Where that leaves us
Our repository went from a directory filled with code, to a fully functional website that deploys itself automatically. The problem now, however, stares us in the face in glaring neon: This pipeline currently is entirely run on trust.
Trust that we didn’t slip a secret into the code, and trust that the dependency we use has not got a known issue lurking inside, and even trust that the workflow file is not maliciously edited.
Another, more silent, gap we have skipped over throughout this entire blog: our current pipeline can both build and deploy HetAas Atelier fine on the GitHub Pages servers, but when the web application requires its own server, database or when the application should run the exact same way on a users laptop as in the environment it is actually deployed into, we fall back to the “It works on my machine” and again, that’s the exact issue Docker is trying to solve that I’ve already covered in a previous blog post.
The interesting part is that I’m learning this alongside you. DevOps is still new to me, and every concept I write about is something I’ve recently explored, experimented with, and occasionally broken before understanding. That learning process is exactly why I write these blogs. My goal isn’t just to document what I know, but to explain it in a way that’s easier to understand than it was when I first learned it.
Before I wrap up, I’d like to share something I’ve learned outside of technicalities.
A small note before we wrap up. Constructive criticism and thoughtful suggestions are always welcome; they’ve helped me improve every blog I’ve written. What I don’t engage with are baseless arguments or criticism that exists only to discourage. If a blog doesn’t resonate with you, it’s perfectly okay to move on. I also believe in being transparent, I do use AI to help rephrase or polish my writing, just like many writers use grammar or editing tools. The ideas, writing pattern, examples, analogies, learning, experiments, and experiences are still my own.
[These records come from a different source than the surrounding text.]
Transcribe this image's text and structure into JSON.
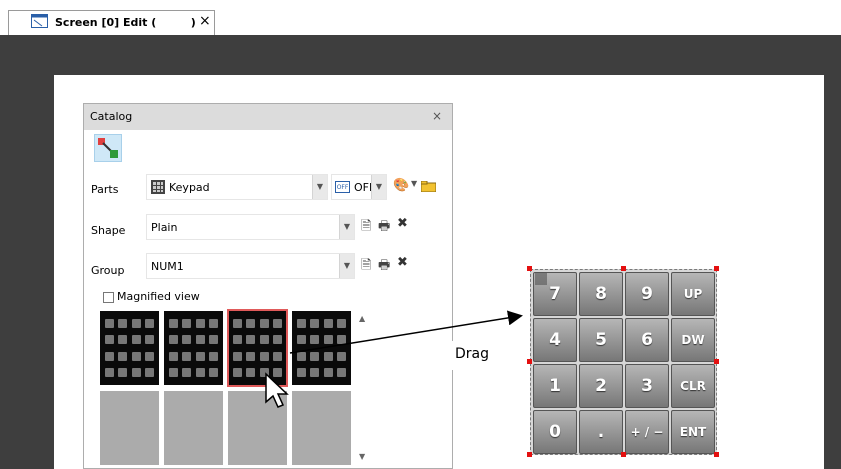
{
  "tab": {
    "title": "Screen [0] Edit (         )",
    "close": "×"
  },
  "catalog": {
    "title": "Catalog",
    "close": "×",
    "parts": {
      "label": "Parts",
      "value": "Keypad",
      "off_value": "OFF"
    },
    "shape": {
      "label": "Shape",
      "value": "Plain"
    },
    "group": {
      "label": "Group",
      "value": "NUM1"
    },
    "magnified_view": "Magnified view"
  },
  "keypad": {
    "keys": [
      {
        "label": "7"
      },
      {
        "label": "8"
      },
      {
        "label": "9"
      },
      {
        "label": "UP"
      },
      {
        "label": "4"
      },
      {
        "label": "5"
      },
      {
        "label": "6"
      },
      {
        "label": "DW"
      },
      {
        "label": "1"
      },
      {
        "label": "2"
      },
      {
        "label": "3"
      },
      {
        "label": "CLR"
      },
      {
        "label": "0"
      },
      {
        "label": "."
      },
      {
        "label": "+ / −"
      },
      {
        "label": "ENT"
      }
    ]
  },
  "annotation": {
    "drag": "Drag"
  },
  "colors": {
    "editor_bg": "#3e3e3e",
    "selection": "#e05a5a",
    "handle": "#e41010"
  }
}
Respectfully, I don’t believe every opinion deserves a response. If your feedback helps improve the content, I’m genuinely grateful. If it’s only meant to mock or discourage, I’ll leave it where it belongs. And if you’re someone thinking about starting your own blogging journey, don’t let empty criticism stop you. Listen to people who help you grow, not those who only know how to pull others down.